On Suffering | How Does it Relate to Depression?

In life, there are a few guarantees. Some of them being the days passing, change and evolution, but it never occurred to me that suffering is also guaranteed. We can define suffering as a state of undergoing pain, strife, distress or hardship and at one point or another in our lives, I can guarantee we’ve all experienced suffering. It can be caused by something as minor as a cut to the finger, or a larger catastrophic event leaving hundreds dead.

Let’s look at suffering a little more granularly.

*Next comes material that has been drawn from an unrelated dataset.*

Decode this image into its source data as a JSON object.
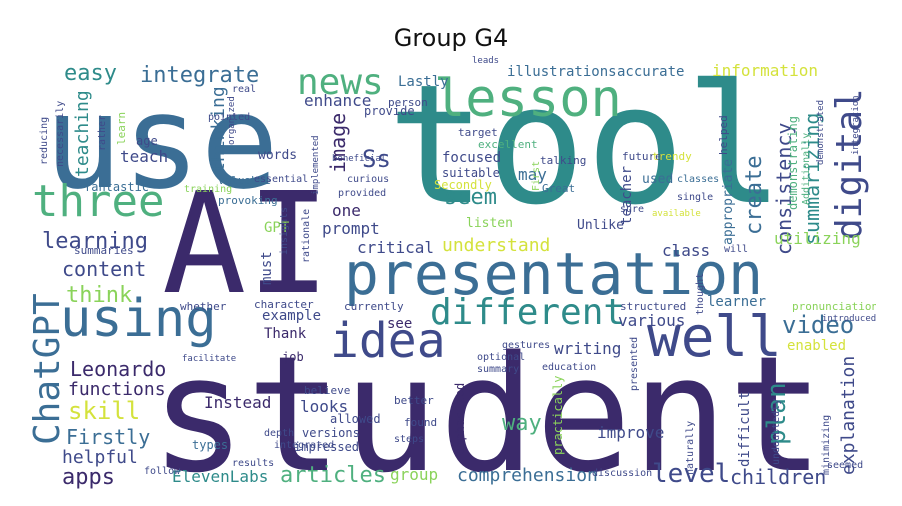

Say that there is a person who is obese, and is told to lose weight for the sake of their health. From the beginning, they are already suffering. They suffer the scrutiny from society who loves to fat-shame, they suffer from health ailments and joint pain, and a myriad of other reasons. Suffering exists for this person in both low-level and high-level forms, for example (as theoretic):

  1. Instant gratification by way of convenience of unhealthy eating habits. Not taking the time to choose healthier eating options or satiating hunger with junk food contributes to more health problems and continues the state of obesity. This is low-level suffering.

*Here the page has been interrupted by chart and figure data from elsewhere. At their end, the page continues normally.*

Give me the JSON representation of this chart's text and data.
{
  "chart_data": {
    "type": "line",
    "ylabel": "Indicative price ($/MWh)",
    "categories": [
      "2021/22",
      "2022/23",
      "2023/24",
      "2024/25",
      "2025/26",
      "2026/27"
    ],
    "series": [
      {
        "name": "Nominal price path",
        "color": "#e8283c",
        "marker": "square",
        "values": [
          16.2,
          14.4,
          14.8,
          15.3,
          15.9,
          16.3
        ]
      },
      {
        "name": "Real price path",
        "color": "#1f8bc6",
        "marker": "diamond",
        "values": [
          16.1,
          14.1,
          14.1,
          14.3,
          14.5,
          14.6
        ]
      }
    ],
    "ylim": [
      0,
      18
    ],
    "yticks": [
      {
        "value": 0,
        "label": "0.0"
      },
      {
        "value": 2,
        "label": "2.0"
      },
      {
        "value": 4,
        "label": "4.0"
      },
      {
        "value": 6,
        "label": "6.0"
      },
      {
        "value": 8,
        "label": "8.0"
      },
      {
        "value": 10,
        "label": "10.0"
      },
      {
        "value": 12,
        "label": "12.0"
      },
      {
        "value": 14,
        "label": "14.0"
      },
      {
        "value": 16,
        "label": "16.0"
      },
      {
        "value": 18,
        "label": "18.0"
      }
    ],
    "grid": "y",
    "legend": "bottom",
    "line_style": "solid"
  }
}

  2. Understanding their current health state and choosing to take control of the situation by way of exercise and increased activity. It can feel grueling to walk on a treadmill for 15 minutes and maintain the discipline to stay committed. Maintaining a more active regimen will contribute to a better health outlook. This is high-level suffering.

When we apply this concept of low/high-levels of suffering and see how it shows up in our daily lives, we can recognize that we have choices that either enable our suffering to continue, or to suffer in a way that will alleviate the overarching cycle of suffering. But know that suffering will always be on of life’s constants, and we will have to understand how to better recognize how to address our suffering.

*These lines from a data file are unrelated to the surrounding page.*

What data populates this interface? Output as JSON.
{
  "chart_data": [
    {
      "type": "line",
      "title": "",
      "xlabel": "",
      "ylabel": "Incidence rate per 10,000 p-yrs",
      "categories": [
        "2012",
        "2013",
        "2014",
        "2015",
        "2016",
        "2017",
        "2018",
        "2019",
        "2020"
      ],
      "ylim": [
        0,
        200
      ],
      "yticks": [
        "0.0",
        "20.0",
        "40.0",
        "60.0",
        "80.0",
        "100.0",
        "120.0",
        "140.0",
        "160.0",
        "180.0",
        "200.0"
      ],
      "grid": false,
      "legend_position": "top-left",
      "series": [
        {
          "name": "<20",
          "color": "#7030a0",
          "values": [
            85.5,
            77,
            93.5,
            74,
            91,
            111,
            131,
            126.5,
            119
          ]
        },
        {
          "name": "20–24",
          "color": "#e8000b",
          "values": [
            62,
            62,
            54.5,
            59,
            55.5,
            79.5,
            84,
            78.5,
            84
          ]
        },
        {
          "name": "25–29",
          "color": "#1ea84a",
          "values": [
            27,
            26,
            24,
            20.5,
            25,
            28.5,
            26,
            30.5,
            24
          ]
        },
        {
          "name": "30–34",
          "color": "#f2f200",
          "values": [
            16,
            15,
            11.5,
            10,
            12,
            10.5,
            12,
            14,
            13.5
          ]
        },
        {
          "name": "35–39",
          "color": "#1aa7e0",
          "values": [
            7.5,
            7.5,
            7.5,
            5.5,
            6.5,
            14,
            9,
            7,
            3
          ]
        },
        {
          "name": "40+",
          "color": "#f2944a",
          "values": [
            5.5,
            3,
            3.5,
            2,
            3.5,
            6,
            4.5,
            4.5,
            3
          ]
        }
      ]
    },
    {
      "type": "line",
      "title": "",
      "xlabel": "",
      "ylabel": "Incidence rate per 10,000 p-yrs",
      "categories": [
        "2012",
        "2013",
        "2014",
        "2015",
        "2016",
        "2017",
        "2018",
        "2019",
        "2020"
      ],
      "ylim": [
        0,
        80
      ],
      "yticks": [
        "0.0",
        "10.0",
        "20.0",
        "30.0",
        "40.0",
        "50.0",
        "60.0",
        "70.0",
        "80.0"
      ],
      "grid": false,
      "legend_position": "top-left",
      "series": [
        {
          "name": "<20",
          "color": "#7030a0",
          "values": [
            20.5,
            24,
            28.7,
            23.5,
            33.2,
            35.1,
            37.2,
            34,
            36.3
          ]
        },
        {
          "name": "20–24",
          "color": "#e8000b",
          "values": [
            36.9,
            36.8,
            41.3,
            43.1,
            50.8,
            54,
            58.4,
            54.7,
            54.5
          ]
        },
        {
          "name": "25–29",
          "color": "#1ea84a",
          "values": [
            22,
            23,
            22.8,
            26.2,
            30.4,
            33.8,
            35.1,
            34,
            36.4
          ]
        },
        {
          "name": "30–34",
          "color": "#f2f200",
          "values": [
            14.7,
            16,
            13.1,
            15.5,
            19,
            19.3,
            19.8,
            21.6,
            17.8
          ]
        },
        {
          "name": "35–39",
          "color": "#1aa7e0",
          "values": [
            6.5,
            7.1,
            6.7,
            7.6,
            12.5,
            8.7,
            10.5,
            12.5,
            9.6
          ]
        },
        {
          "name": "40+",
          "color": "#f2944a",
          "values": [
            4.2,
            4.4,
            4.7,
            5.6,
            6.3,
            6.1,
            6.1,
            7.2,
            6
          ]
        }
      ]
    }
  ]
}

I’ve been waffling back and forth on whether depression is a constant state of suffering, or whether it is a period of time in which suffering is exacerbated. As I continue on living with depression, I believe that it’s different for everyone. For me personally, I feel that it’s a combination of both, in which it ebbs and flows. There will be moments of highs in which things seem to be excruciating, and there will be moments of lows, in which there is nothingness. The goal in managing depression is to keep things relatively level, almost to a plateau, keeping the rollercoaster lines at bay.

My suffering, while it cannot be controlled, can be managed through choices I make.

Photo by  Maurice Berbano

In high school, I drank bleach and landed myself in the hospital under supervision. I didn’t want to be told when to eat, what pills to swallow, when to get my blood drawn, and who to talk to. All I wanted was to get out and be in my own bed where I would wallow in my own mental anguish. I figured out quickly that I would need to do everything asked of me to be released; it worked. But that was a low-level form of suffering. All it did was continue the cycle of an illness that was never fully addressed nor identified — and swallowing too many pills happened a few years later.

The high-level realization came after the second hospitalization. I didn’t want to keep going to the extremes (aka supervised hospitalization). I wanted to continue my studies at school and lead a seemingly normal life, with the college experience everyone touts to be the best years of your life (they are). I took two semesters off to rehabilitate myself. I sought the professional help I needed, went to the therapy recommended, and consistently started medication. In time, I felt like I was gaining control of my life again, instead of being chained to a grip that kept me from experiencing my college years as I should have.

Now, having experienced that in my younger years, I know when things get bad before getting worse. I know I have choices to make, and how to address the issue at hand, although it might take time. It’s just a matter of deciding the suffering I want to endure, and for how long. If depression is currently rearing its head in your life, the suffering is real. It can last and last and last — but no one can help you better than you.